Jul. 15, 2014 PLYMOUTH EAGLE.
Plymouth Michigan News
“The audit opinion is rock solid. The audit results this year are terrific.”
Canton Township has continued a 20-year record of excellence in financial reporting according to auditor Plante-Moran who presented the latest audit of township finances earlier this month to members of the board of trustees.
The township received the highest rating possible, an “unqualified opinion” from Plante Moran who placed the township near the top, if not at the top, among Michigan communities for its financial position and long-range blue print for spending. Michael Swartz, a partner in Plante-Moran told officials and trustees, “The audit opinion is rock solid. The audit results this year are terrific.”
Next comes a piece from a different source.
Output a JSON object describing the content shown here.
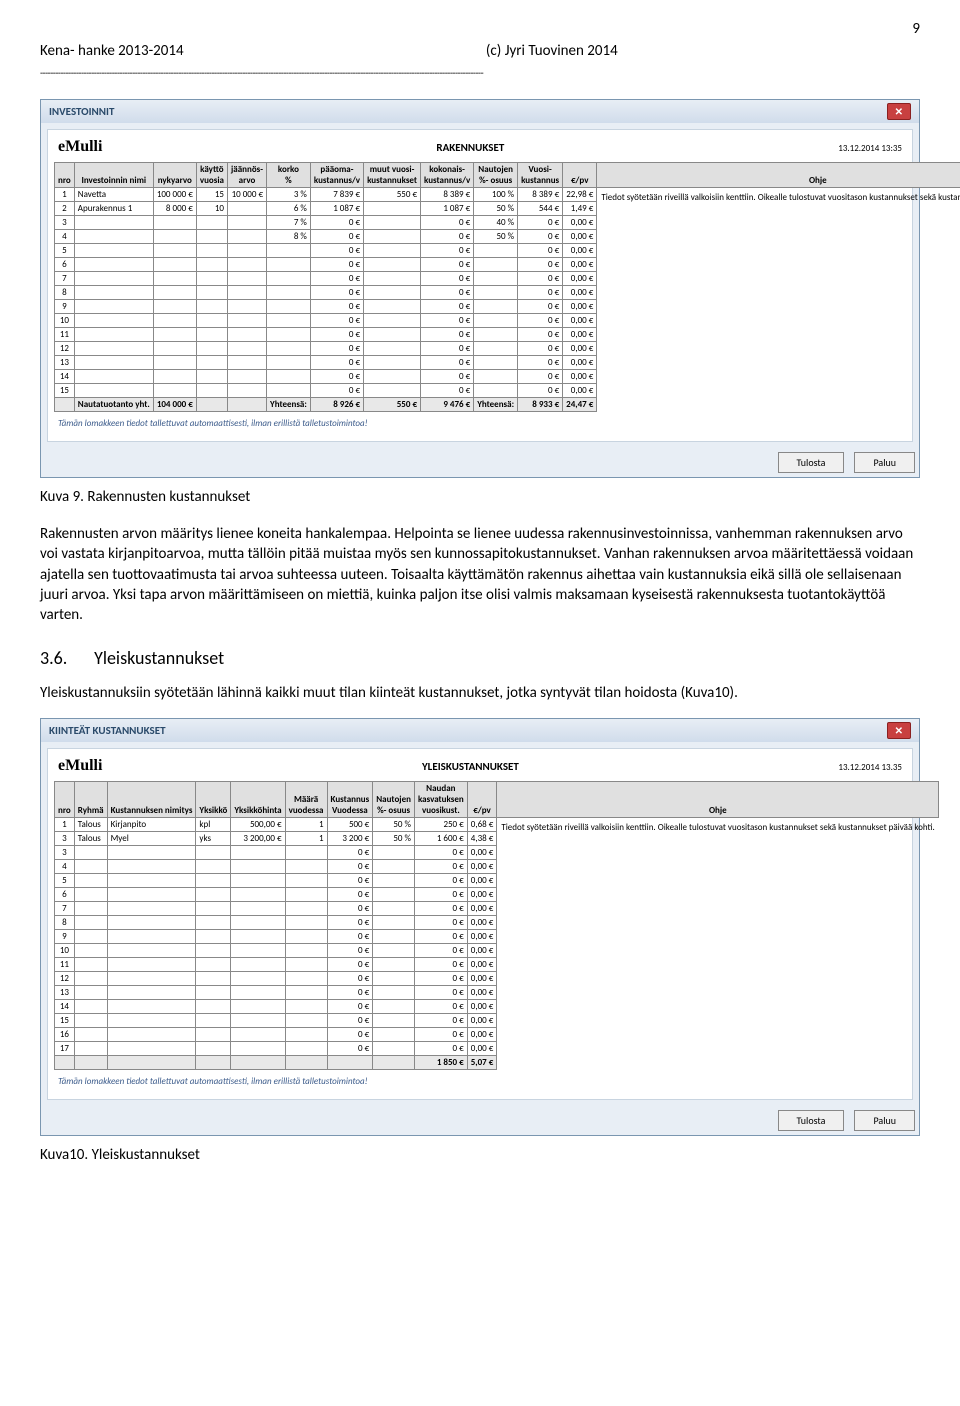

Township Supervisor Phil LaJoy and other officials noted that there are financial hurdles ahead as the township faces rising costs for retiree health care costs and pensions.
The report from the independent auditing firm showed a decrease in spending from $25.7 million to $22.4 million for the one-year period ending Dec. 31. The unreserved budget surplus in the township rose from $3.8 to $4.6 million. Auditors said that the township had controlled spending and increased the general fund surplus. Finance Director Wendy
Trumbull cautioned the board members at the meeting, however, that “We still need to be careful over the next few years.”
The millage rate in Canton has remained at 10.4 mills since 2010 when board members approved a 1.75 mill increase for police and fire services.
Canton property tax revenue declined 2.1 percent last year and will remain almost flat this year, according to Plante Moran projections. Auditors said there could be a potential increase of 2 percent in 2015 and 3 percent in 2016.
Auditors also said that the taxable value in the township will not return to the 2007 levels until 2019.